Cependant tout cela nous invite à la prudence. Tant que des régimes islamistes séviront dans le monde arabe, l’Islam devra hélas être considéré comme un « ennemi de l’intérieur », pour la même raison que les communistes occidentaux furent suspects à nos yeux pendant la Guerre froide. De ce point de vue, si nous sommes globalement en 1944 dans le monde, nous sommes en 1905 en France : la laïcité doit être aussi fermement opposée à l’Islam, dans sa version actuelle, qu’elle le fut au catholicisme, dans sa version d’alors, à l’occasion de la séparation des Églises et de l’État.
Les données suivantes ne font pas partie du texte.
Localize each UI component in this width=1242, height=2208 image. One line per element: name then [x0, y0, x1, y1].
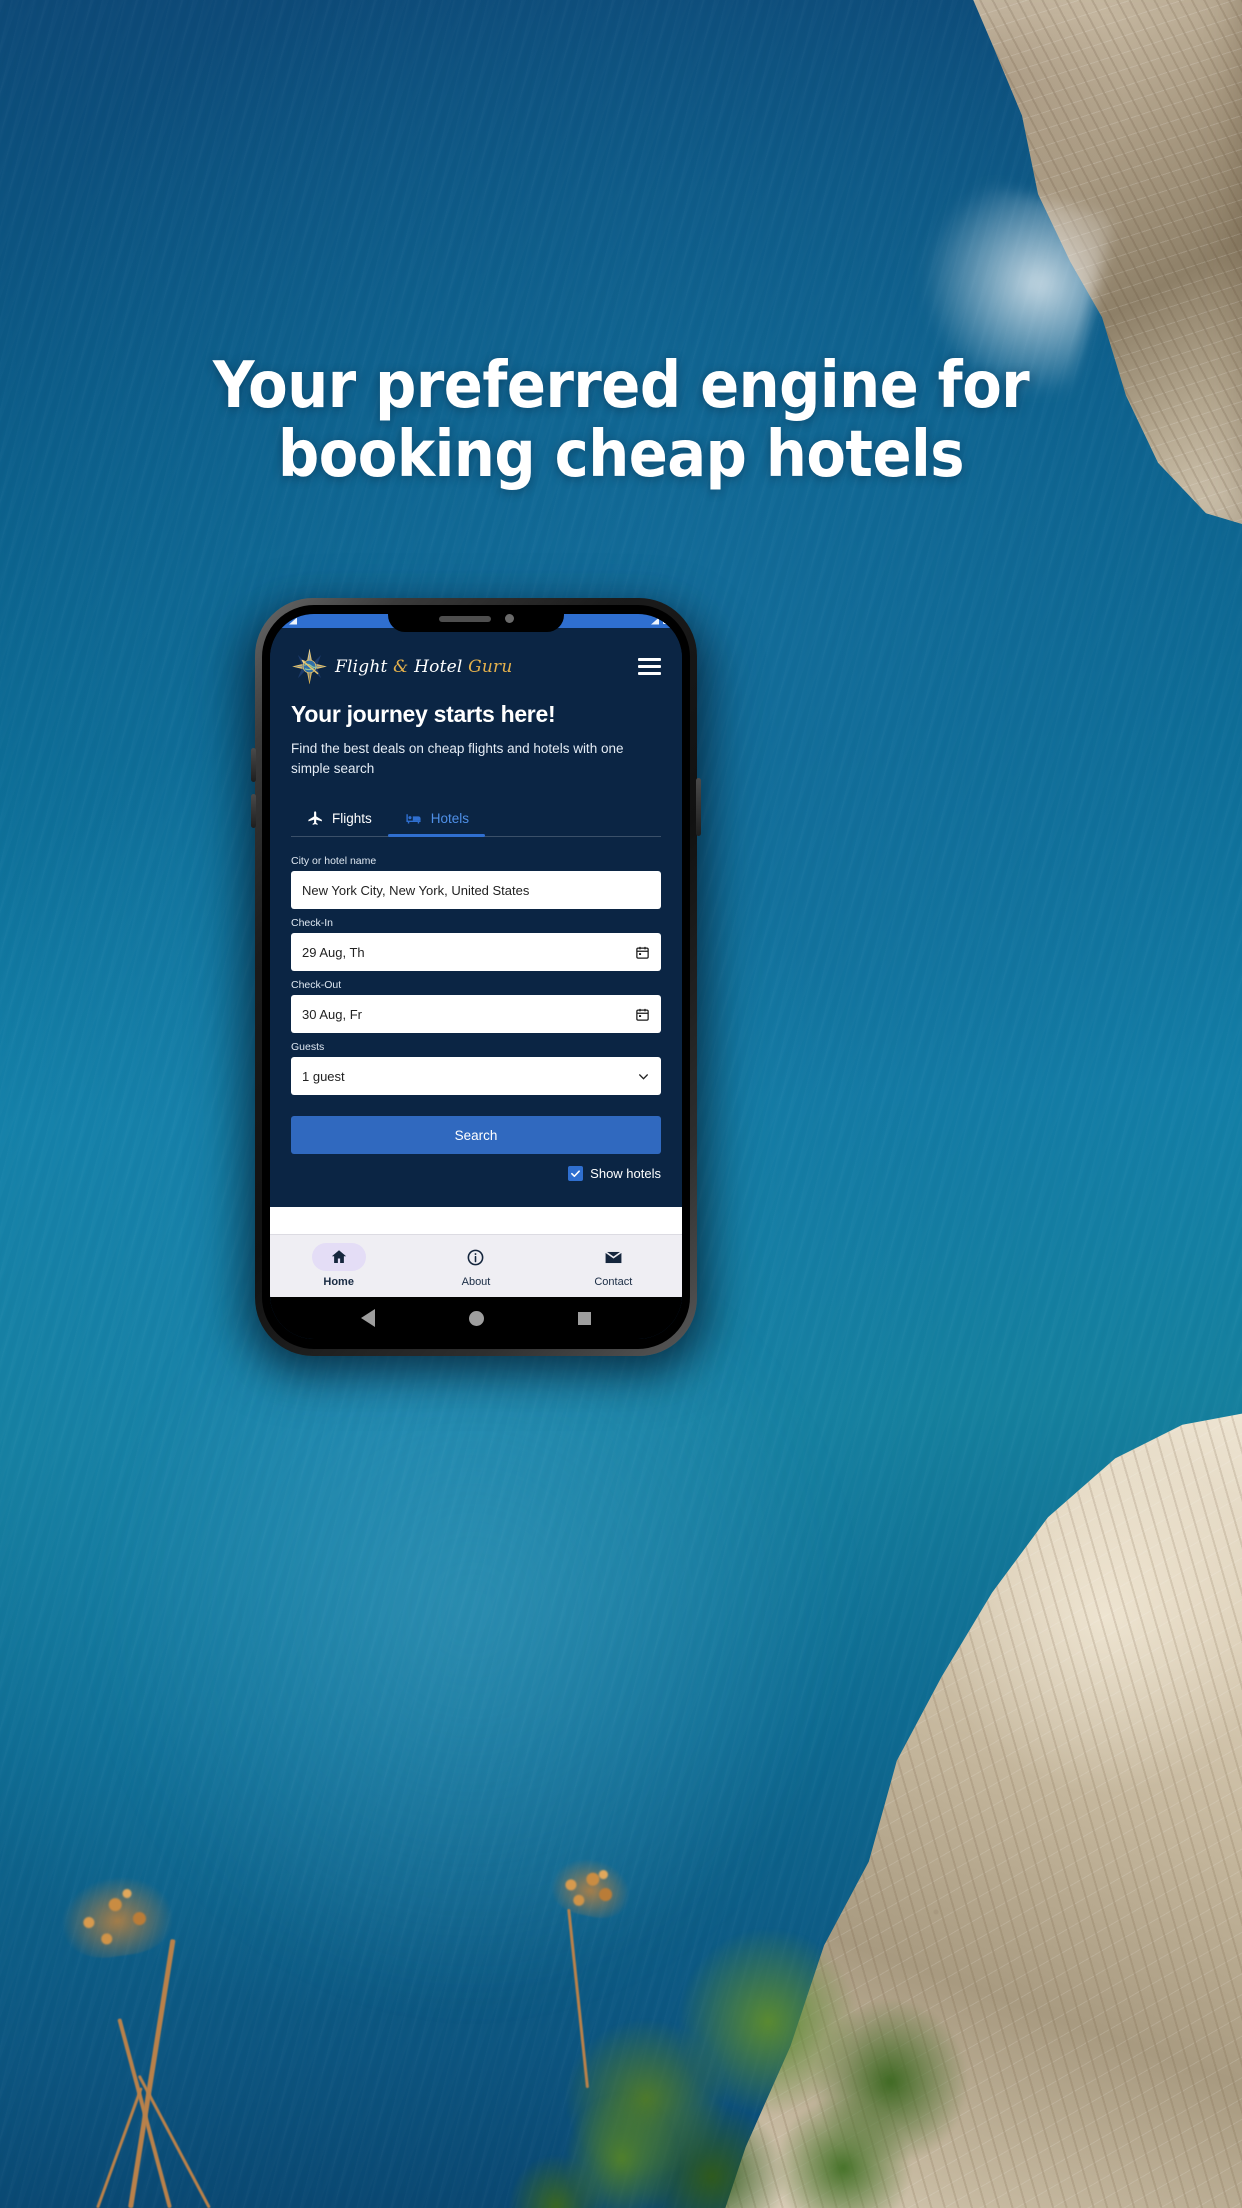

Certains principes de l’Islam ne sont, pour le moment, pas compatibles avec la démocratie libérale : la condamnation à mort des apostats, des artistes qui soi-disant blasphèment, des homosexuels, etc. Tant que les plus hautes autorités de l’Islam sunnite ne se seront pas clairement distanciées de tous les appels aux meurtres qu’induit leur interprétation actuelle du Coran, nous en serons les adversaires déterminés.

Je suis persuadé que l’Islam sera un jour une religion normale parmi les autres. Mais, en attendant, que les islamistes ne se fassent aucune illusion. Nous les combattrons sans merci, eux et les idiots utiles qui, au nom de la tolérance, écoutent encore poliment Tariq Ramadan.